National sevens team
- Years: Team /  / Comps
- 2008: England /  / 1

Coaching career
- Years: Team
- 2018-19: Southport Assistant head coach
- Rugby league career

Playing information
- Position: Centre
Club
| Years | Team | Pld | T | G | FG | P |
| 2000–03 | Wigan Warriors |  |  |  |  |  |

= Chris Mayor =

English rugby footballer

Chris Mayor (born 19 May 1982) is an English former professional rugby league and rugby union footballer who played in the 2000s and 2010s.
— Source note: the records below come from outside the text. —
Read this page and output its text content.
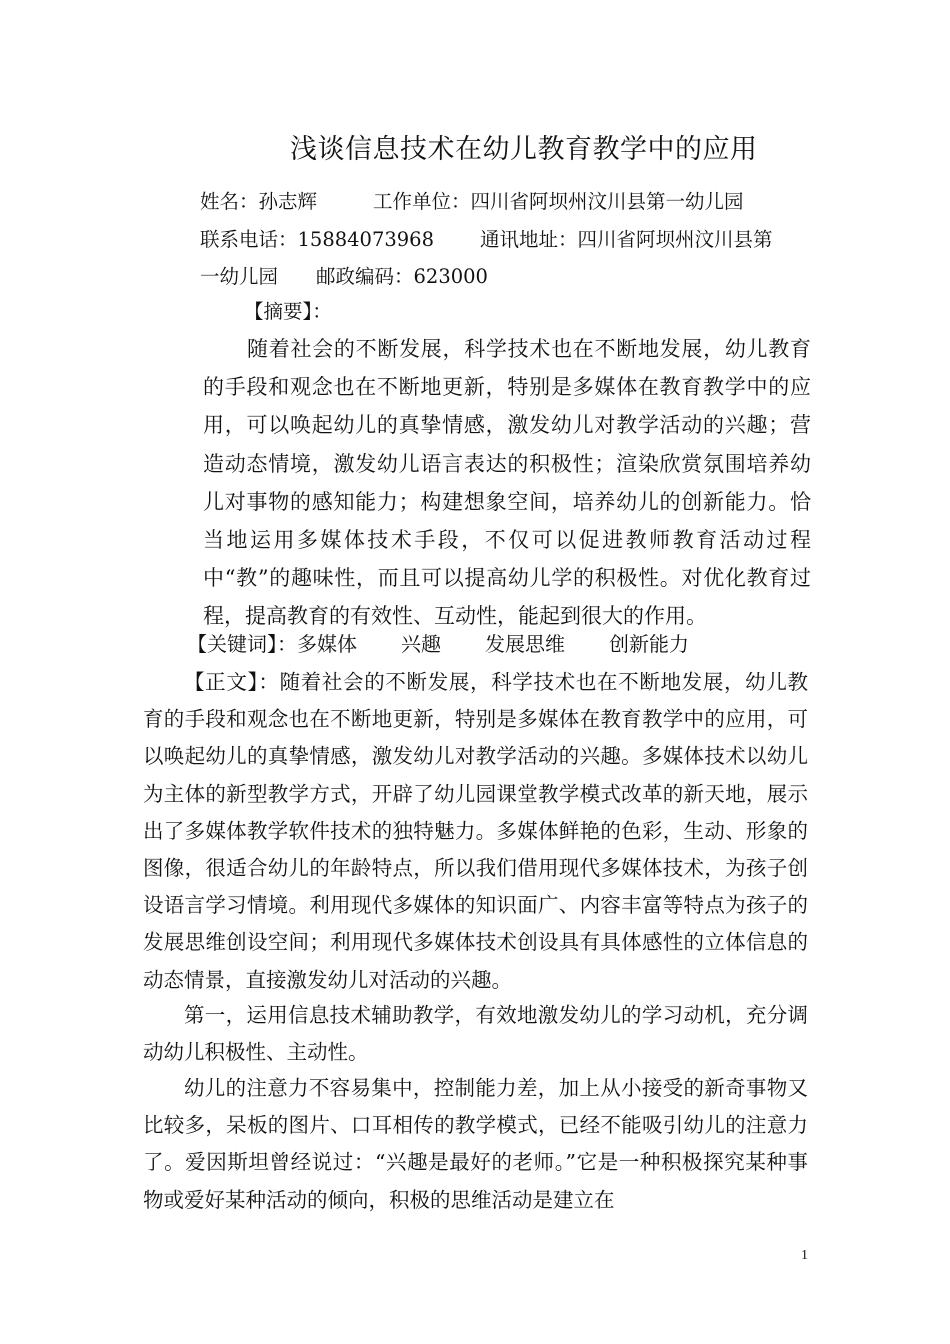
浅谈信息技术在幼儿教育教学中的应用
姓名：孙志辉	工作单位：四川省阿坝州汶川县第一幼儿园
联系电话：15884073968 通讯地址：四川省阿坝州汶川县第
一幼儿园 邮政编码：623000
【摘要】：
随着社会的不断发展，科学技术也在不断地发展，幼儿教育的手段和观念也在不断地更新，特别是多媒体在教育教学中的应用，可以唤起幼儿的真挚情感，激发幼儿对教学活动的兴趣；营造动态情境，激发幼儿语言表达的积极性；渲染欣赏氛围培养幼儿对事物的感知能力；构建想象空间，培养幼儿的创新能力。恰当地运用多媒体技术手段，不仅可以促进教师教育活动过程中“教”的趣味性，而且可以提高幼儿学的积极性。对优化教育过程，提高教育的有效性、互动性，能起到很大的作用。
【关键词】：多媒体 兴趣 发展思维 创新能力

【正文】：随着社会的不断发展，科学技术也在不断地发展，幼儿教育的手段和观念也在不断地更新，特别是多媒体在教育教学中的应用，可以唤起幼儿的真挚情感，激发幼儿对教学活动的兴趣。多媒体技术以幼儿为主体的新型教学方式，开辟了幼儿园课堂教学模式改革的新天地，展示出了多媒体教学软件技术的独特魅力。多媒体鲜艳的色彩，生动、形象的图像，很适合幼儿的年龄特点，所以我们借用现代多媒体技术，为孩子创设语言学习情境。利用现代多媒体的知识面广、内容丰富等特点为孩子的发展思维创设空间；利用现代多媒体技术创设具有具体感性的立体信息的动态情景，直接激发幼儿对活动的兴趣。

第一，运用信息技术辅助教学，有效地激发幼儿的学习动机，充分调动幼儿积极性、主动性。

幼儿的注意力不容易集中，控制能力差，加上从小接受的新奇事物又比较多，呆板的图片、口耳相传的教学模式，已经不能吸引幼儿的注意力了。爱因斯坦曾经说过：“兴趣是最好的老师。”它是一种积极探究某种事物或爱好某种活动的倾向，积极的思维活动是建立在

1
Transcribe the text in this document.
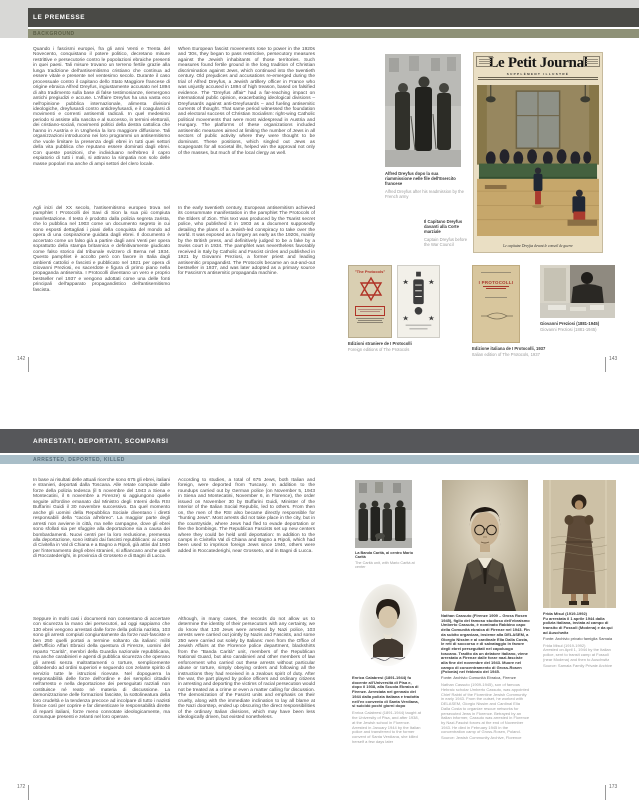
LE PREMESSE
BACKGROUND
Quando i fascismi europei, fra gli anni Venti e Trenta del Novecento, conquistano il potere politico, decretano misure restrittive e persecutorie contro le popolazioni ebraiche presenti in quei paesi. Tali misure trovano un terreno fertile grazie alla lunga tradizione dell'antisemitismo cristiano che continua ad essere vitale e presente nel ventesimo secolo. Durante il caso processuale contro il capitano dello Stato Maggiore francese di origine ebraica Alfred Dreyfus, ingiustamente accusato nel 1894 di alto tradimento sulla base di false testimonianze, riemergono antichi pregiudizi e accuse. L'Affaire Dreyfus ha una vasta eco nell'opinione pubblica internazionale, alimenta divisioni ideologiche, dreyfusardi contro antidreyfusardi, e il coagularsi di movimenti e correnti antisemiti radicali. In quel medesimo periodo si assiste alla nascita e al successo, in termini elettorali, dei cristiano-sociali, movimenti politici della destra cattolica che hanno in Austria e in Ungheria la loro maggiore diffusione. Tali organizzazioni introducono nei loro programmi un antisemitismo che vuole limitare la presenza degli ebrei in tutti quei settori della vita pubblica che reputano essere dominati dagli ebrei. Con queste posizioni, che individuano nell'ebreo il capro espiatorio di tutti i mali, si attirano la simpatia non solo delle masse popolari ma anche di ampi settori del clero locale.
Agli inizi del XX secolo, l'antisemitismo europeo trova nel pamphlet I Protocolli dei Savi di Sion la sua più compiuta manifestazione. Il testo è prodotto dalla polizia segreta zarista, che lo pubblica nel 1903 come un documento segreto in cui sono esposti dettagliati i piani della conquista del mondo ad opera di una cospirazione guidata dagli ebrei. Il documento è accertato come un falso già a partire dagli anni Venti per opera soprattutto della stampa britannica e definitivamente giudicato come falso storico dal tribunale svizzero di Berna nel 1934. Questo pamphlet è accolto però con favore in Italia dagli ambienti cattolici e fascisti e pubblicato nel 1921 per opera di Giovanni Preziosi, ex sacerdote e figura di primo piano nella propaganda antisemita. I Protocolli diventano un vero e proprio bestseller nel 1937 e vengono adottati come una delle fonti principali dell'apparato propagandistico dell'antisemitismo fascista.
When European fascist movements rose to power in the 1920s and '30s, they began to pass restrictive, persecutory measures against the Jewish inhabitants of those territories. Such measures found fertile ground in the long tradition of Christian discrimination against Jews, which continued into the twentieth century. Old prejudices and accusations re-emerged during the trial of Alfred Dreyfus, a Jewish artillery officer in France who was unjustly accused in 1894 of high treason, based on falsified evidence. The "Dreyfus affair" had a far-reaching impact on international public opinion, exacerbating ideological divisions – Dreyfusards against anti-Dreyfusards – and fueling antisemitic currents of thought. That same period witnessed the foundation and electoral success of Christian Socialism: right-wing Catholic political movements that were most widespread in Austria and Hungary. The platforms of these organizations included antisemitic measures aimed at limiting the number of Jews in all sectors of public activity where they were thought to be dominant. These positions, which singled out Jews as scapegoats for all societal ills, helped win the approval not only of the masses, but much of the local clergy as well.
In the early twentieth century, European antisemitism achieved its consummate manifestation in the pamphlet The Protocols of the Elders of Zion. This text was produced by the Tsarist secret police, who published it in 1903 as a document supposedly detailing the plans of a Jewish-led conspiracy to take over the world. It was exposed as a forgery as early as the 1920s, mainly by the British press, and definitively judged to be a fake by a Swiss court in 1934. The pamphlet was nevertheless favorably received in Italy by Catholic and Fascist circles and published in 1921 by Giovanni Preziosi, a former priest and leading antisemitic propagandist. The Protocols became an out-and-out bestseller in 1937, and was later adopted as a primary source for Fascism's antisemitic propaganda machine.
Alfred Dreyfus dopo la sua riammissione nelle file dell'Esercito francese
Alfred Dreyfus after his readmission by the French army
Le Petit Journal
SUPPLÉMENT ILLUSTRÉ
Le capitaine Dreyfus devant le conseil de guerre
Il Capitano Dreyfus davanti alla Corte marziale
Captain Dreyfus before the War Council
"The Protocols"
Edizioni straniere de I Protocolli
Foreign editions of The Protocols
I PROTOCOLLI
Edizione italiana de I Protocolli, 1937
Italian edition of The Protocols, 1937
Giovanni Preziosi (1881-1945)
Giovanni Preziosi (1881-1945)
142	143
ARRESTATI, DEPORTATI, SCOMPARSI
ARRESTED, DEPORTED, KILLED
In base ai risultati delle attuali ricerche sono 675 gli ebrei, italiani e stranieri, deportati dalla Toscana. Alle retate compiute dalle forze della polizia tedesca (il 5 novembre del 1943 a Siena e Montecatini, il 6 novembre a Firenze) si aggiungono quelle seguite all'ordine emanato dal Ministro degli Interni della RSI Buffarini Guidi il 30 novembre successivo. Da quel momento anche gli uomini della Repubblica Sociale diventano i diretti responsabili della "caccia all'ebreo". La maggior parte degli arresti non avviene in città, ma nelle campagne, dove gli ebrei sono sfollati sia per sfuggire alla deportazione sia a causa dei bombardamenti. Nuovi centri per la loro reclusione, premessa alla deportazione, sono istituiti dai fascisti repubblicani: ai campi di Civitella in Val di Chiana e a Bagno a Ripoli, già attivi dal 1940 per l'internamento degli ebrei stranieri, si affiancano anche quelli di Roccatederighi, in provincia di Grosseto e di Bagni di Lucca.
Seppure in molti casi i documenti non consentano di accertare con sicurezza la mano dei persecutori, ad oggi sappiamo che 130 ebrei vengono arrestati dalle forze della polizia nazista, 103 sono gli arresti compiuti congiuntamente da forze nazi-fasciste e ben 250 quelli portati a termine soltanto da italiani: militi dell'Ufficio Affari Ebraici della questura di Firenze, uomini del reparto "Carità", membri della Guardia nazionale repubblicana, ma anche carabinieri e agenti di pubblica sicurezza che operano gli arresti senza maltrattamenti o torture, semplicemente obbedendo ad ordini superiori e seguendo con zelante spirito di servizio tutte le istruzioni ricevute. Nel dopoguerra la responsabilità delle forze dell'ordine e dei semplici cittadini nell'arresto e nella deportazione dei perseguitati razziali non costituisce né reato né materia di discussione. La demonizzazione delle formazioni fasciste, la sottolineatura della loro crudeltà e la tendenza precoce ad incolpare di tutto i nazisti finisce così per coprire e far dimenticare le responsabilità dirette di reparti italiani, forze meno connotate ideologicamente, ma comunque presenti e zelanti nel loro operare.
According to studies, a total of 675 Jews, both Italian and foreign, were deported from Tuscany. In addition to the roundups carried out by German police (on November 5, 1943 in Siena and Montecatini, November 6, in Florence), the order issued on November 30 by Buffarini Guidi, Minister of the Interior of the Italian Social Republic, led to others. From then on, the men of the RSI also became directly responsible for "hunting Jews". Most arrests did not take place in the city, but in the countryside, where Jews had fled to evade deportation or flee the bombings. The Republican Fascists set up new centers where they could be held until deportation: In addition to the camps in Civitella Val di Chiana and Bagno a Ripoli, which had been used to imprison foreign Jews since 1940, others were added in Roccatederighi, near Grosseto, and in Bagni di Lucca.
Although, in many cases, the records do not allow us to determine the identity of their persecutors with any certainty, we do know that 130 Jews were arrested by Nazi police, 103 arrests were carried out jointly by Nazis and Fascists, and some 250 were carried out solely by Italians: men from the Office of Jewish Affairs at the Florence police department, blackshirts from the "Banda Carità" unit, members of the Republican National Guard, but also carabinieri and other members of law enforcement who carried out these arrests without particular abuse or torture, simply obeying orders and following all the instructions they had received in a zealous spirit of duty. After the war, the part played by police officers and ordinary citizens in arresting and deporting the victims of racial persecution would not be treated as a crime or even a matter calling for discussion. The demonization of the Fascist units and emphasis on their cruelty, along with the immediate inclination to lay all blame at the Nazi doorstep, ended up obscuring the direct responsibilities of the ordinary Italian divisions, which may have been less ideologically driven, but existed nonetheless.
La Banda Carità, al centro Mario Carità
The Carità unit, with Mario Carità at center
Enrica Calabresi (1891-1944) fu docente all'Università di Pisa e, dopo il 1938, alla Scuola Ebraica di Firenze. Arrestata nel gennaio del 1944 dalla polizia italiana e tradotta nell'ex convento di Santa Verdiana, si suicidò pochi giorni dopo
Enrica Calabresi (1891-1944) taught at the University of Pisa, and after 1938, at the Jewish school in Florence. Arrested in January 1944 by the Italian police and transferred to the former convent of Santa Verdiana, she killed herself a few days later
Nathan Cassuto (Firenze 1909 – Gross Rosen 1945), figlio del famoso studioso dell'ebraismo Umberto Cassuto, è nominato Rabbino capo della Comunità ebraica di Firenze nel 1943. Fin da subito organizza, insieme alla DELASEM, a Giorgio Nissim e al cardinale Elia Dalla Costa, le reti di soccorso e di salvataggio in favore degli ebrei perseguitati nel capoluogo toscano. Tradito da un delatore italiano, viene arrestato a Firenze dalle forze nazi-fasciste alla fine del novembre del 1943. Muore nel campo di concentramento di Gross-Rosen (Polonia) nel febbraio del 1945.
Fonte: Archivio Comunità Ebraica, Firenze
Nathan Cassuto (1909-1945), son of famous Hebraic scholar Umberto Cassuto, was appointed Chief Rabbi of the Florentine Jewish Community in early 1943. From the outset, he worked with DELASEM, Giorgio Nissim and Cardinal Elia Dalla Costa to organize rescue networks for persecuted Jews in Florence. Betrayed by an Italian informer, Cassuto was arrested in Florence by Nazi-Fascist forces at the end of November 1943. He died in February 1945 in the concentration camp of Gross-Rosen, Poland.
Source: Jewish Community Archive, Florence
Frida Misul (1919-1992)
Fu arrestata il 1 aprile 1944 dalla polizia italiana, inviata al campo di transito di Fossoli (Modena) e da qui ad Auschwitz
Fonte: Archivio privato famiglia Samaia
Frida Misul (1919-1992)
Arrested on April 1, 1944 by the Italian police, sent to transit camp at Fossoli (near Modena) and then to Auschwitz
Source: Samaia Family Private Archive
172	173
He played for Wigan Warriors, and most recently played rugby union for Southport in the RFU's Lancs/Cheshire Division 1.

Mayor's position of choice is as a centre and he can also operate in any position in the back-line.

In the 2005–2006 season, Mayor played as a replacement and scored a try in the final as Sale Sharks won their first ever Premiership title. Mayor joined Northampton Saints at the end of the 2007–2008 season. He was largely used as substitute due to the impressive performances of Joe Ansbro and James Downey.

Mayor was linked with a return to rugby league with former club Wigan Warriors, that was never realised.

Mayor was part of the Sale FC Rugby National 2 North Championship team promoted to National One in May 2018.

June 2018 Mayor was appointed as player coach at Merseyside based club, Southport RFC working alongside head coach Neil Ryan. At the end of the season Mayor left his role at Southport.

In July 2022, Mayor was banned "from all sport for four years for attempting to use and traffic a banned human growth hormone".